Régulièrement consommés depuis toujours dans certains pays africains et asiatiques, les insectes sont une source importante de nutriments et notamment de protéines. Face aux dérives de l’élevage industriel, ils apparaissent comme une solution durable pour relever les défis environnementaux. Si le doute persistait quant aux risques sanitaires de la consommation d’insectes, il vient d’être totalement levé par l’Autorité Européenne de Sécurité des Aliments (EFSA). Cette source de protéines, en partie destinées à l’alimentation animale, pourrait toutefois demeurer plus exigeante en ressources que les protéines végétales, et il convient de rester vigilant quant à la direction que prendra cette nouvelle filière d’élevage. Le point.
Dans un contexte d’augmentation constante de la population mondiale, il apparaît clairement que la consommation de viande à son niveau actuel n’est pas viable sur le long terme. Plus de 70% des surfaces agricoles sont aujourd’hui directement ou indirectement dédiées à l’élevage, sans parler de ses effets délétères sur l’environnement désormais largement documentés et reconnus. Cette problématique est si importante qu’une étude récente a démontré qu’un seul jour sans viande par semaine a plus d’effets que de manger 100% local ! D’autres pistes sont donc à envisager d’urgence pour assurer l’apport en protéines dans l’alimentation humaine. Les insectes pourraient constituer une alternative solide, grâce à leur capacité à convertir la matière végétale en protéines animales de manière plus efficace que la plupart des animaux qui terminent dans nos assiettes. Mais ceci soulève de nouvelles questions éthiques et écologiques.
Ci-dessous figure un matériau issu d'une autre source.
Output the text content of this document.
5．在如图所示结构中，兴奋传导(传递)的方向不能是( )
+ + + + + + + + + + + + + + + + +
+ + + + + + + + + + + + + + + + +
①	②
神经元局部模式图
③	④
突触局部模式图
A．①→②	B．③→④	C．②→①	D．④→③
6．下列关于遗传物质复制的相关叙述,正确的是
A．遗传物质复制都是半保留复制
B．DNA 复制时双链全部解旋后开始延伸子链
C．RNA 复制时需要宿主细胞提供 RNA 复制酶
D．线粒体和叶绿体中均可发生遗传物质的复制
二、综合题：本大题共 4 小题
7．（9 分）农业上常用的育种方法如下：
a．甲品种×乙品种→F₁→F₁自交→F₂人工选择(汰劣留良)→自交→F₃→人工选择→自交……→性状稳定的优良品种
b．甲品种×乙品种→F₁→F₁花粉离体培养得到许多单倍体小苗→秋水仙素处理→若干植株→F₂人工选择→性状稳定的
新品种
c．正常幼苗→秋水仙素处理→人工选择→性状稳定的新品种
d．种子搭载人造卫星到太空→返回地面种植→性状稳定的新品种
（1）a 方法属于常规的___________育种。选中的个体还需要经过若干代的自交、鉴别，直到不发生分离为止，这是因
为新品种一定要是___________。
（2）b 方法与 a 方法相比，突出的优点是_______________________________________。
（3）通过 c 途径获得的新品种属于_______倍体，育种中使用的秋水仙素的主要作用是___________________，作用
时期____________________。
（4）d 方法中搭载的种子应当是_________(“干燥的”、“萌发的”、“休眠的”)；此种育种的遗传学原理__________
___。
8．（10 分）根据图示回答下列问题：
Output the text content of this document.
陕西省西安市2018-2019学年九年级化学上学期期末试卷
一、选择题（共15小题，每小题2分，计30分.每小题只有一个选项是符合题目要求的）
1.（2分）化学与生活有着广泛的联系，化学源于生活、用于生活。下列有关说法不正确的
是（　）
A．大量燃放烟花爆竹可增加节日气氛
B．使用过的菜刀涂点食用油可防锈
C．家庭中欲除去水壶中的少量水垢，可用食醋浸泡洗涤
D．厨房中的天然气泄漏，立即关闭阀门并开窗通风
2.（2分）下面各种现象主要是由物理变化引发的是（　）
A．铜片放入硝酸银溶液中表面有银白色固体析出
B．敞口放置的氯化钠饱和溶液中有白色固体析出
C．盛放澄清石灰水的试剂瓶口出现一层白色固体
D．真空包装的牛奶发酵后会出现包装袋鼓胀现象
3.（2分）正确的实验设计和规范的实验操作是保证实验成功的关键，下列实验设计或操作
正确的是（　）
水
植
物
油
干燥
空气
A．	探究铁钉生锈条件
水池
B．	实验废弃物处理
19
Source de fibres, vitamines et protéines
C’est le pari qu’ont fait diverses entreprises françaises actives dans l’élevage d’insectes, comme InnovaFeed, Ÿnsect ou encore Agronutris. Grillés, séchés, fumés ou sous forme de farine, ces invertébrés seraient une source importante de fibres, de vitamines mais surtout de protéines. Mais dès l’année 2018, la réglementation européenne Novel Food a mis un frein à la commercialisation d’aliments à base d’insectes pour des raisons sanitaires, et les firmes en question se sont tournées vers le marché de l’alimentation animale. Dans les domaines de l’aviculture, de l’aquaculture et de la nourriture pour animaux domestiques, les insectes constituent en effet également une source appréciable de protéines.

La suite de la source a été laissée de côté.